CANDY CANE PINWHEELS
MAKES 30 PREP + COOK 1 HOUR + REFRIGERATION + STANDING
◆ 150g butter, softened
◆ ¾ cup caster sugar
◆ 1 egg
◆ 1 ½ cups plain flour
◆ red food colouring
◆ ½ cup icing sugar
◆ 2 ½ tsp water
◆ 100g peppermint candy canes, chopped finely
1 Beat butter and caster sugar in a small bowl with an electric mixer until pale and creamy. Add egg, beat until just combined. Add sifted flour, stir to combine.
2 Gently knead dough mixture on a lightly floured surface until smooth. Divide dough into two equal portions, tint one portion red. Shape dough portions into separate discs, wrap in plastic wrap, chill 15 mins.
3 Preheat oven to 180°C. Grease an oven tray, line with baking paper.
4 Roll one dough portion between two sheets of baking paper into a 20cm x 30cm rectangle.

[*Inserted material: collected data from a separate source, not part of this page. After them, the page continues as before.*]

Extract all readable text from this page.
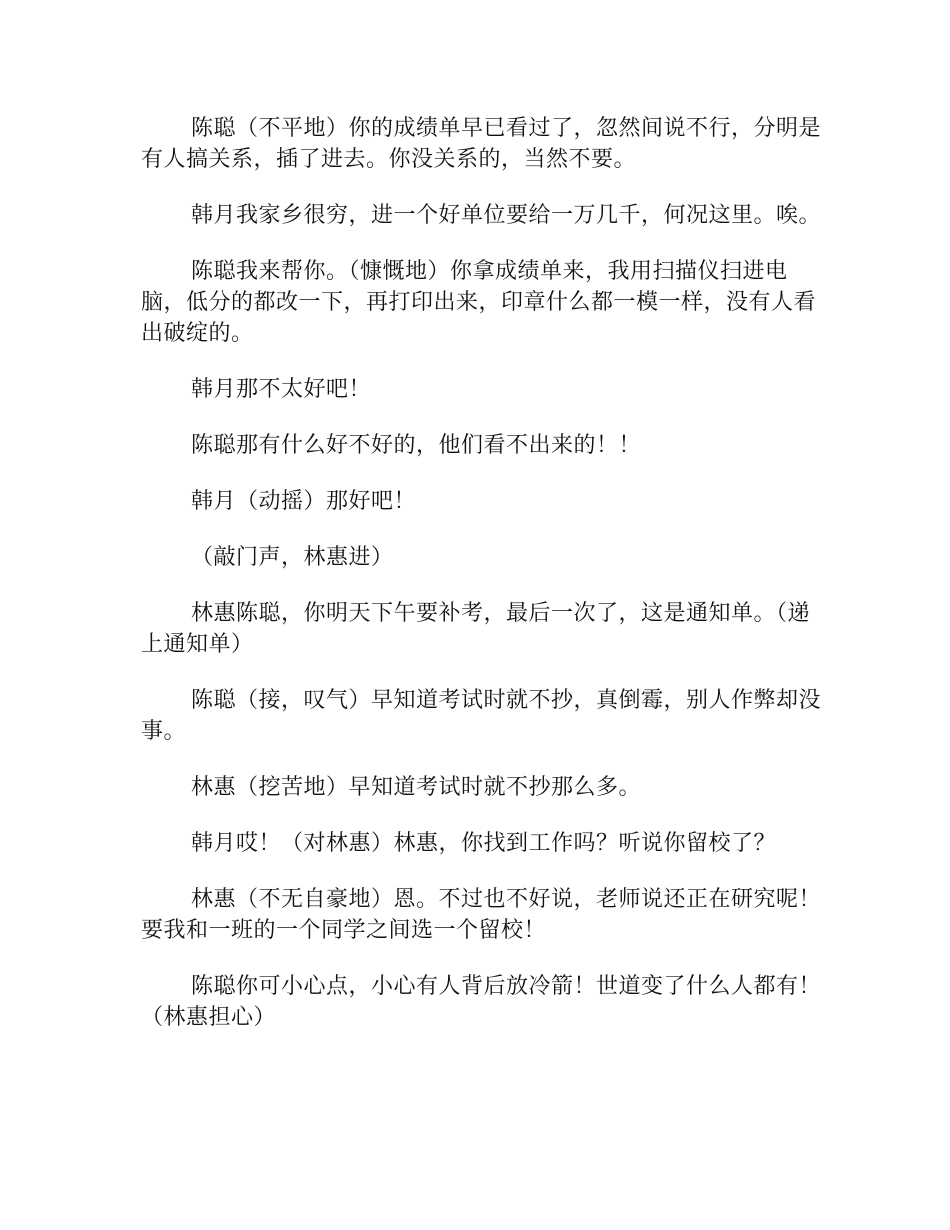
陈聪（不平地）你的成绩单早已看过了，忽然间说不行，分明是有人搞关系，插了进去。你没关系的，当然不要。

韩月我家乡很穷，进一个好单位要给一万几千，何况这里。唉。

陈聪我来帮你。（慷慨地）你拿成绩单来，我用扫描仪扫进电脑，低分的都改一下，再打印出来，印章什么都一模一样，没有人看出破绽的。

韩月那不太好吧！

陈聪那有什么好不好的，他们看不出来的！！

韩月（动摇）那好吧！

（敲门声，林惠进）

林惠陈聪，你明天下午要补考，最后一次了，这是通知单。（递上通知单）

陈聪（接，叹气）早知道考试时就不抄，真倒霉，别人作弊却没事。

林惠（挖苦地）早知道考试时就不抄那么多。

韩月哎！（对林惠）林惠，你找到工作吗？听说你留校了？

林惠（不无自豪地）恩。不过也不好说，老师说还正在研究呢！要我和一班的一个同学之间选一个留校！

陈聪你可小心点，小心有人背后放冷箭！世道变了什么人都有！（林惠担心）
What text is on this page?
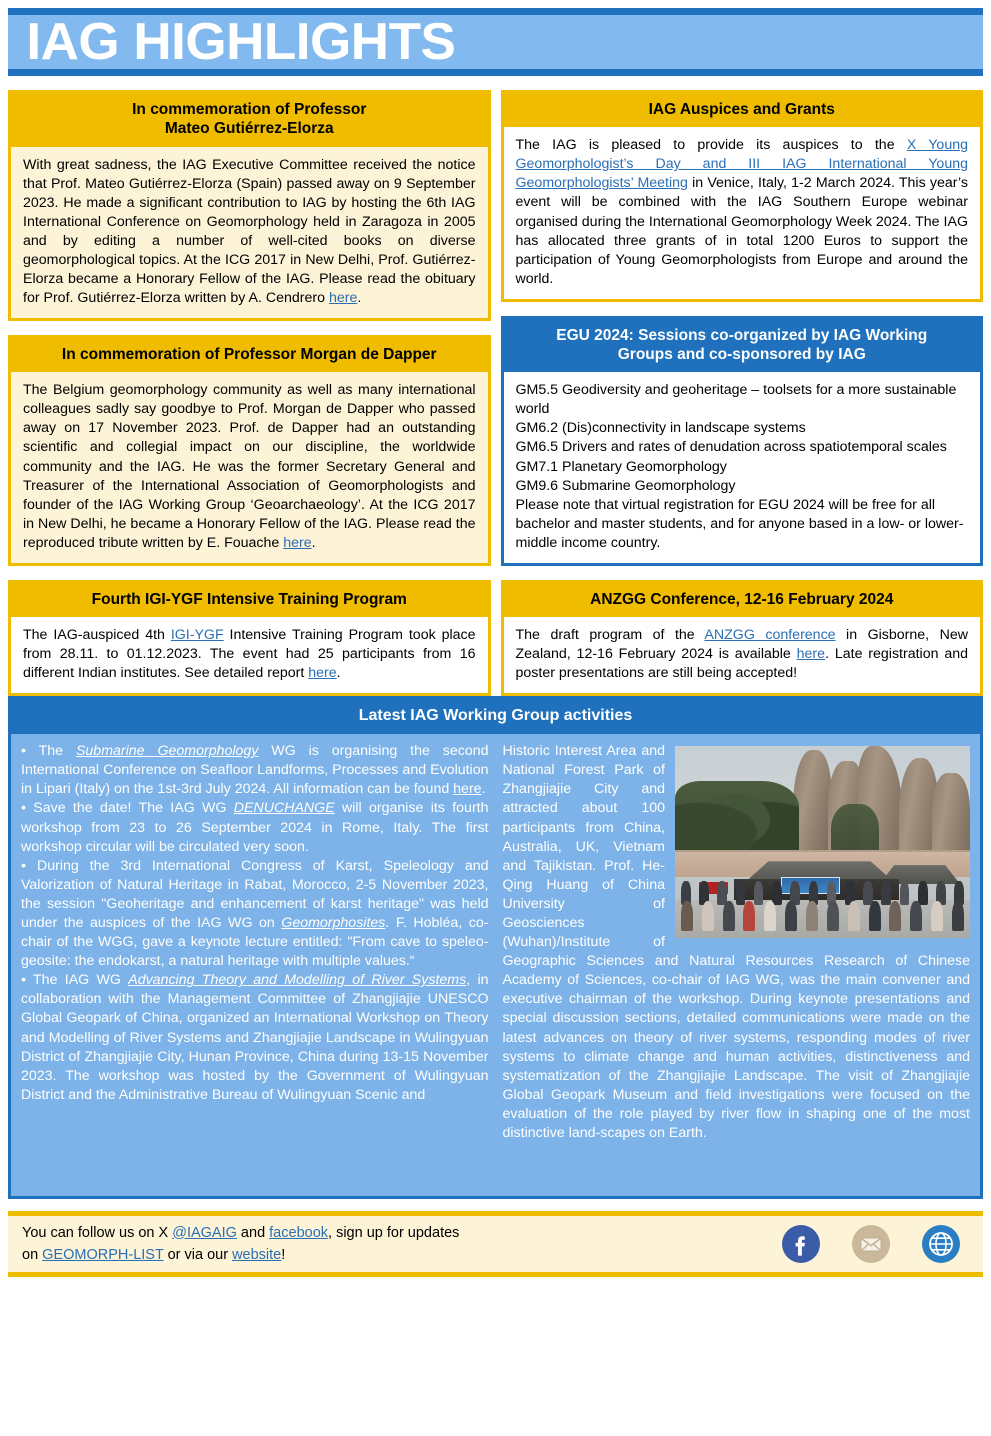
IAG HIGHLIGHTS
In commemoration of Professor
Mateo Gutiérrez-Elorza

With great sadness, the IAG Executive Committee received the notice that Prof. Mateo Gutiérrez-Elorza (Spain) passed away on 9 September 2023. He made a significant contribution to IAG by hosting the 6th IAG International Conference on Geomorphology held in Zaragoza in 2005 and by editing a number of well-cited books on diverse geomorphological topics. At the ICG 2017 in New Delhi, Prof. Gutiérrez-Elorza became a Honorary Fellow of the IAG. Please read the obituary for Prof. Gutiérrez-Elorza written by A. Cendrero here.

In commemoration of Professor Morgan de Dapper

The Belgium geomorphology community as well as many international colleagues sadly say goodbye to Prof. Morgan de Dapper who passed away on 17 November 2023. Prof. de Dapper had an outstanding scientific and collegial impact on our discipline, the worldwide community and the IAG. He was the former Secretary General and Treasurer of the International Association of Geomorphologists and founder of the IAG Working Group ‘Geoarchaeology’. At the ICG 2017 in New Delhi, he became a Honorary Fellow of the IAG. Please read the reproduced tribute written by E. Fouache here.

Fourth IGI-YGF Intensive Training Program

The IAG-auspiced 4th IGI-YGF Intensive Training Program took place from 28.11. to 01.12.2023. The event had 25 participants from 16 different Indian institutes. See detailed report here.

IAG Auspices and Grants

The IAG is pleased to provide its auspices to the X Young Geomorphologist’s Day and III IAG International Young Geomorphologists’ Meeting in Venice, Italy, 1-2 March 2024. This year’s event will be combined with the IAG Southern Europe webinar organised during the International Geomorphology Week 2024. The IAG has allocated three grants of in total 1200 Euros to support the participation of Young Geomorphologists from Europe and around the world.

EGU 2024: Sessions co-organized by IAG Working
Groups and co-sponsored by IAG

GM5.5 Geodiversity and geoheritage – toolsets for a more sustainable world

GM6.2 (Dis)connectivity in landscape systems

GM6.5 Drivers and rates of denudation across spatiotemporal scales

GM7.1 Planetary Geomorphology

GM9.6 Submarine Geomorphology

Please note that virtual registration for EGU 2024 will be free for all bachelor and master students, and for anyone based in a low- or lower-middle income country.

ANZGG Conference, 12-16 February 2024

The draft program of the ANZGG conference in Gisborne, New Zealand, 12-16 February 2024 is available here. Late registration and poster presentations are still being accepted!

Latest IAG Working Group activities

• The Submarine Geomorphology WG is organising the second International Conference on Seafloor Landforms, Processes and Evolution in Lipari (Italy) on the 1st-3rd July 2024. All information can be found here.

• Save the date! The IAG WG DENUCHANGE will organise its fourth workshop from 23 to 26 September 2024 in Rome, Italy. The first workshop circular will be circulated very soon.

• During the 3rd International Congress of Karst, Speleology and Valorization of Natural Heritage in Rabat, Morocco, 2-5 November 2023, the session "Geoheritage and enhancement of karst heritage" was held under the auspices of the IAG WG on Geomorphosites. F. Hobléa, co-chair of the WGG, gave a keynote lecture entitled: "From cave to speleo-geosite: the endokarst, a natural heritage with multiple values.“

• The IAG WG Advancing Theory and Modelling of River Systems, in collaboration with the Management Committee of Zhangjiajie UNESCO Global Geopark of China, organized an International Workshop on Theory and Modelling of River Systems and Zhangjiajie Landscape in Wulingyuan District of Zhangjiajie City, Hunan Province, China during 13-15 November 2023. The workshop was hosted by the Government of Wulingyuan District and the Administrative Bureau of Wulingyuan Scenic and

Historic Interest Area and National Forest Park of Zhangjiajie City and attracted about 100 participants from China, Australia, UK, Vietnam and Tajikistan. Prof. He-Qing Huang of China University of Geosciences (Wuhan)/Institute of Geographic Sciences and Natural Resources Research of Chinese Academy of Sciences, co-chair of IAG WG, was the main convener and executive chairman of the workshop. During keynote presentations and special discussion sections, detailed communications were made on the latest advances on theory of river systems, responding modes of river systems to climate change and human activities, distinctiveness and systematization of the Zhangjiajie Landscape. The visit of Zhangjiajie Global Geopark Museum and field investigations were focused on the evaluation of the role played by river flow in shaping one of the most distinctive land-scapes on Earth.

You can follow us on X @IAGAIG and facebook, sign up for updates
on GEOMORPH-LIST or via our website!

Repeat with the remaining dough.
5 With one long side of the dough facing you, place the red dough on top of the plain dough, leaving a 1cm border on the long end closest to you. Starting at this end, roll up dough to form a log. Wrap with plastic wrap, refrigerate 30 mins or until firm.
6 Using a small, sharp knife, cut log into 1cm-thick slices, place on oven tray. Bake pinwheels 10 mins or until lightly golden and a pinwheel can be pushed gently without breaking. Cool pinwheels on trays.
7 Mix sifted icing sugar and the water in a small bowl to form a smooth paste. Place candy cane on a small plate. Spread a little icing over the edge of a pinwheels, then roll edge in chopped candy cane, repeat with remaining pinwheels. Stand until set.